All the Fuss About Building Science

Managing building durability, performance and comfort with water, air, vapor and thermal control layers

By Travis Brungardt

In a time where technology is constantly providing new opportunities for greater convenience and control, why is it that we in the building industry are referencing the lessons of ancient Egypt and the Energy Crisis of the late 1970s? Because the laws of thermodynamics, energy flow and gravity are timeless, that’s why. 

Today’s “building science” is essentially high school-level physics applied to the methods and materials that make up our building enclosures. It’s no more complex than the wind catchers of ancient Persia or the insulation and solar advances of the seventies. At least the foundational principles that govern our understanding and subsequent application of building science remain that simple. What gets all the fuss is the complexity of knowing what materials and methods to apply both where and when.

Let’s take a minute to unpack what we mean when we say “building science” since basic physics applied to the building is still a little broad. When we hear someone mention BS* (heretofore building science), they are very likely to address what is known as the “control layers” of water, air, vapor and thermal. Each of these can be identified on a building plan and each plays a critical role in the durability, performance and comfort of a building. After all, the whole reason we live indoors is that we want to have control rather than let the outdoor environment govern our temperature and whether we will be wet or dry. 

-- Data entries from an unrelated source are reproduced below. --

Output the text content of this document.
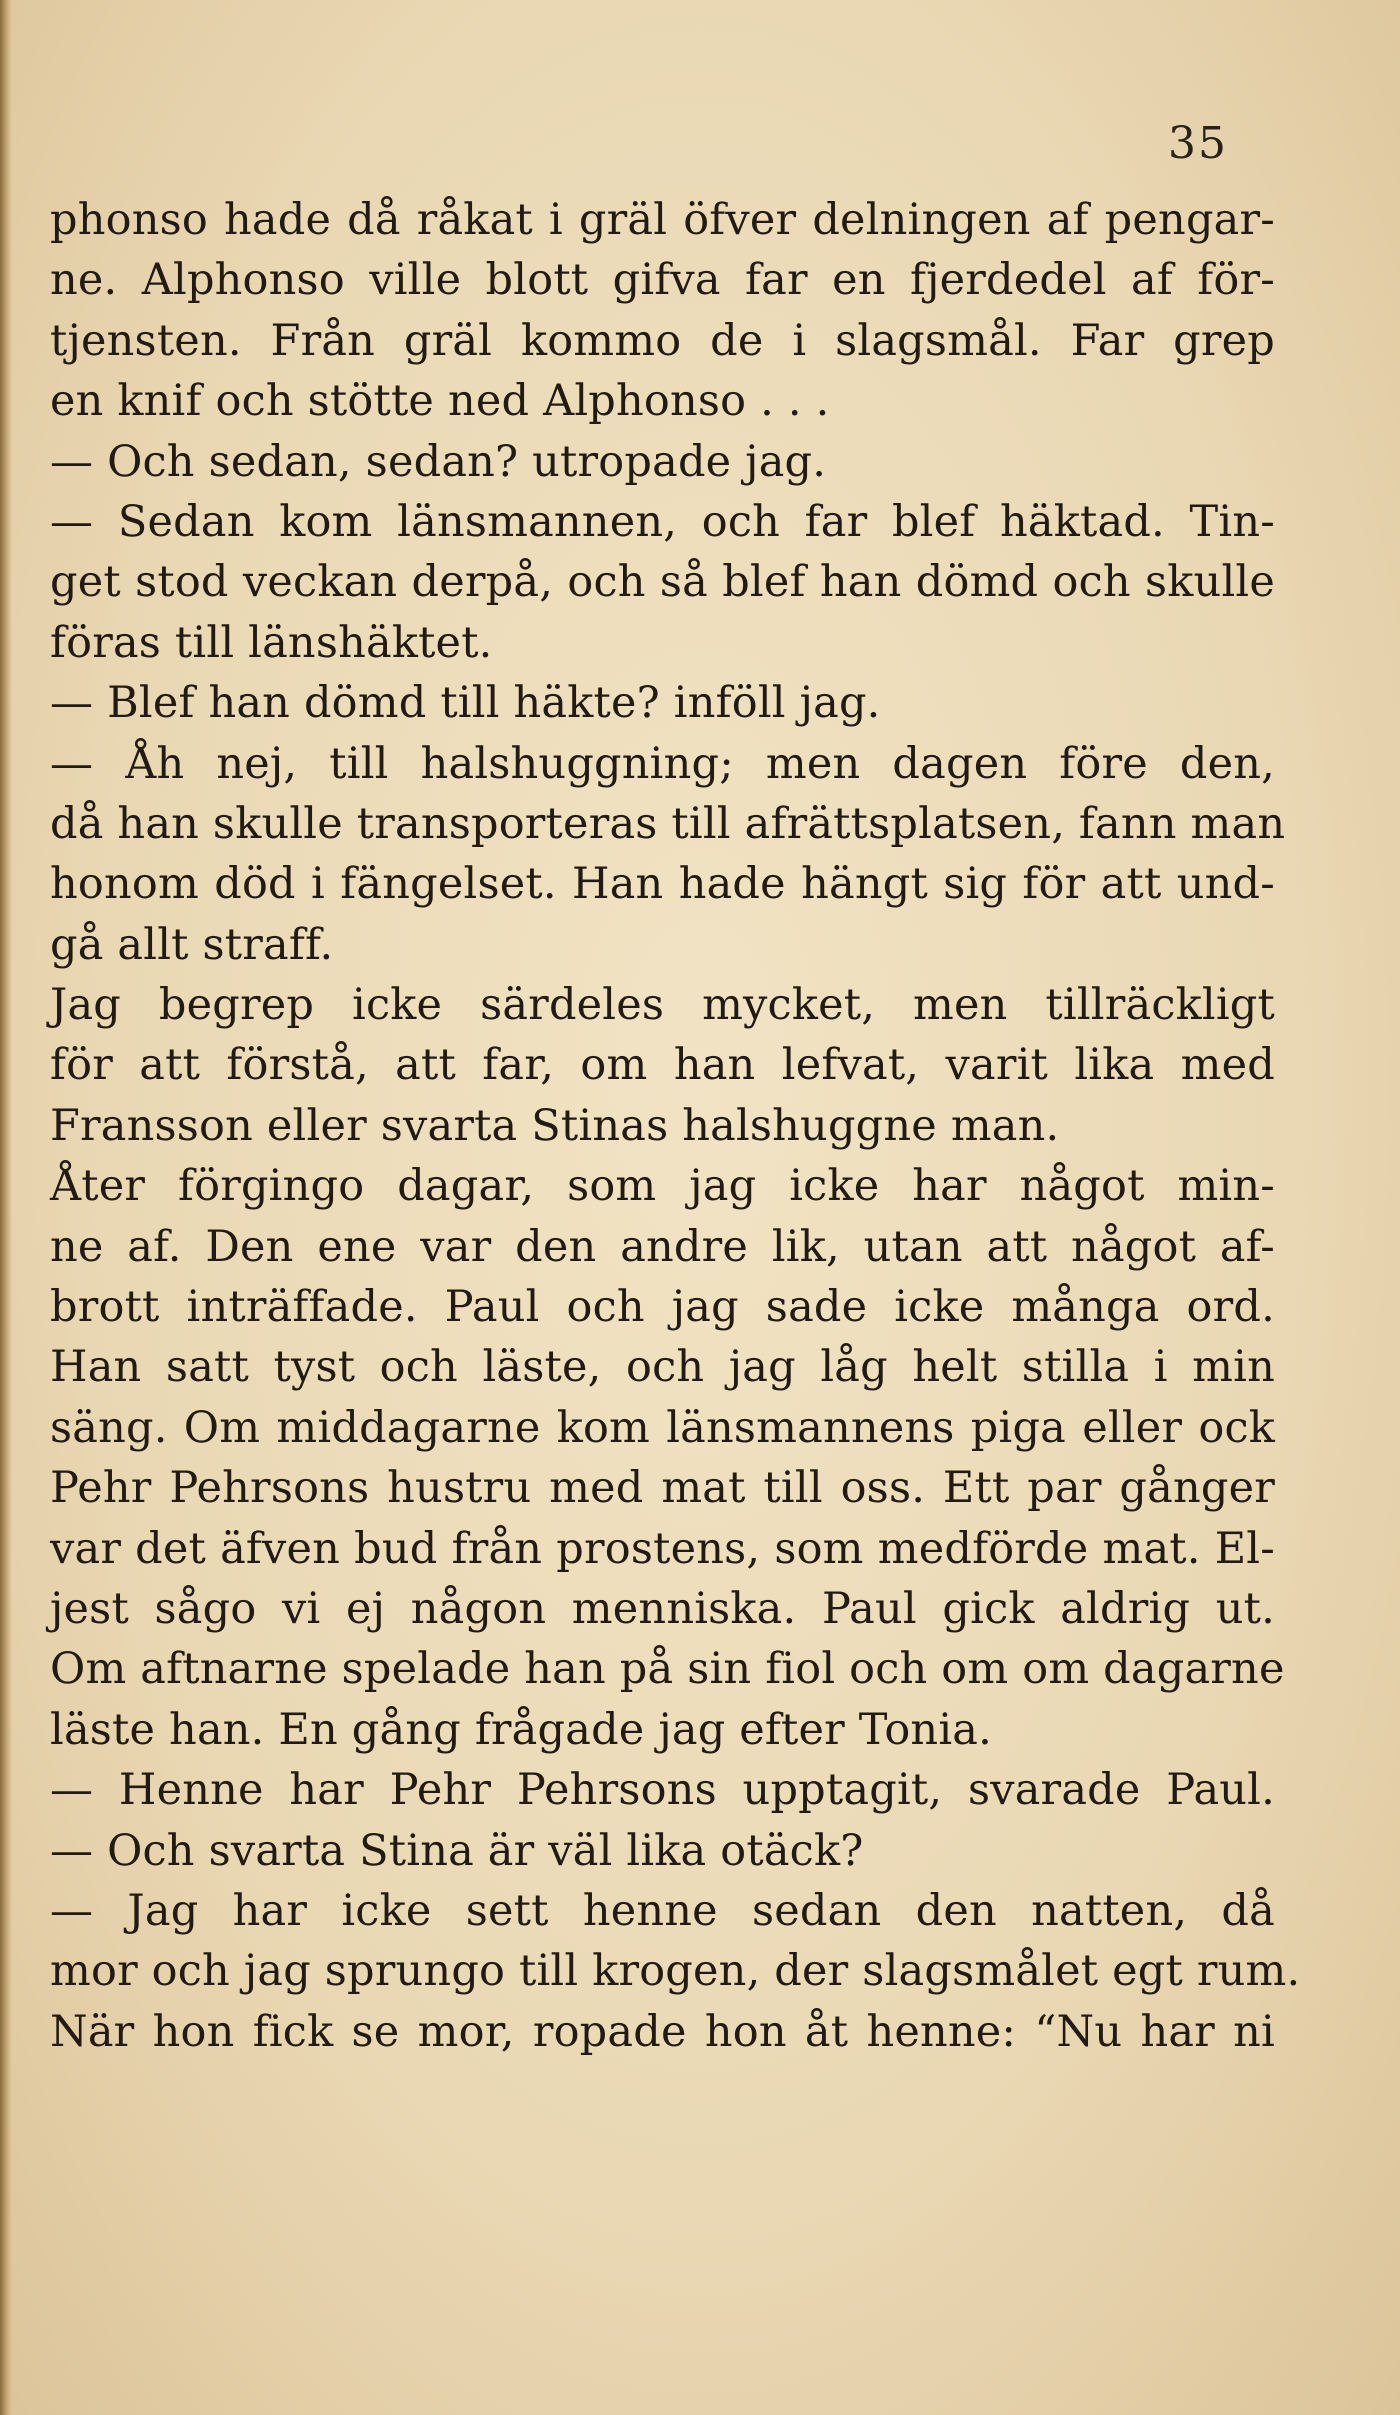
35
phonso hade då råkat i gräl öfver delningen af pengar-
ne. Alphonso ville blott gifva far en fjerdedel af för-
tjensten. Från gräl kommo de i slagsmål. Far grep
en knif och stötte ned Alphonso . . .
— Och sedan, sedan? utropade jag.
— Sedan kom länsmannen, och far blef häktad. Tin-
get stod veckan derpå, och så blef han dömd och skulle
föras till länshäktet.
— Blef han dömd till häkte? inföll jag.
— Åh nej, till halshuggning; men dagen före den,
då han skulle transporteras till afrättsplatsen, fann man
honom död i fängelset. Han hade hängt sig för att und-
gå allt straff.
Jag begrep icke särdeles mycket, men tillräckligt
för att förstå, att far, om han lefvat, varit lika med
Fransson eller svarta Stinas halshuggne man.
Åter förgingo dagar, som jag icke har något min-
ne af. Den ene var den andre lik, utan att något af-
brott inträffade. Paul och jag sade icke många ord.
Han satt tyst och läste, och jag låg helt stilla i min
säng. Om middagarne kom länsmannens piga eller ock
Pehr Pehrsons hustru med mat till oss. Ett par gånger
var det äfven bud från prostens, som medförde mat. El-
jest sågo vi ej någon menniska. Paul gick aldrig ut.
Om aftnarne spelade han på sin fiol och om om dagarne
läste han. En gång frågade jag efter Tonia.
— Henne har Pehr Pehrsons upptagit, svarade Paul.
— Och svarta Stina är väl lika otäck?
— Jag har icke sett henne sedan den natten, då
mor och jag sprungo till krogen, der slagsmålet egt rum.
När hon fick se mor, ropade hon åt henne: “Nu har ni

The conversation around air control in buildings can begin with the simple understanding that since we pay to heat, cool and dehumidify homes, it’s cheaper to do so when we keep that indoor air in and the outside air out.”

Controlling water begins with putting a roof on the building and a drainage system for the foundation below. Where we get into the building science details is where we start talking about rainscreens, drainage and back venting of claddings or the myriad water/weather resistant barriers (WRB) strategies. The plot thickens for BS nerds when we start discussing the vapor permeability of those WRBs, mechanically fastened, self-adhered or fluid-applied.

Similarly, the conversation around air control in buildings can begin with the simple understanding that since we pay to heat, cool and dehumidify homes, it’s cheaper to do so when we keep that indoor air in and the outside air out. As you dive into how to do this more effectively you’ll rapidly run into a whole host of material options from spray foams, caulks and sealants to rolls of sheeting and fancy tapes. 

You can’t avoid the building scientists anymore with building codes enforcing minimum air-tightness standards measured by HERS raters with blower doors seeking specific “ACH50” rates. That’s air changes per hour at 50 pascals of pressure: a uniform standard to measure how many times the air in the building would be replaced in its entirety with outdoor air, under a condition equivalent to a 20mph wind simultaneously applied to all sides of the building. 

The BS cup runneth over when the discussion turns to vapor control, which is the non-liquid water that exists in our air, and specifically how to keep it from accumulating and condensing on surfaces inside the home. We need to manage the vapor we create indoors from showering, cooking and even breathing with methods ranging from source control (think bath fans and range hoods) to responsive membranes in our walls and ceilings and to dedicated dehumidifiers. All these options can be applied to successfully manage that vapor, but only if you understand the properties of the materials in your assemblies and apply the strategies correctly. 

Thermal control seems to be one of the easiest to grasp with the simplicity of code-mandated R-value. The complexity enters into it as we consider the effective R-value of an assembly by accounting for the studs that interrupt the insulation and the thermal bridging they create. To further complicate thermal control, we have to consider the U-value, the inverse of R and the ratings of our windows and doors.  

If you find this amount of jargon and detail tedious then you’re likely not yet a building science enthusiast, but you can’t ignore it and you’re already using it whether you know it or not. Regardless, the path to improving your building performance, your clients’ satisfaction and then your profitability, all runs through a better understanding of building science. 

Travis Brungardt is a licensed master electrician, mechanical contractor and co-owner of Catalyst Construction.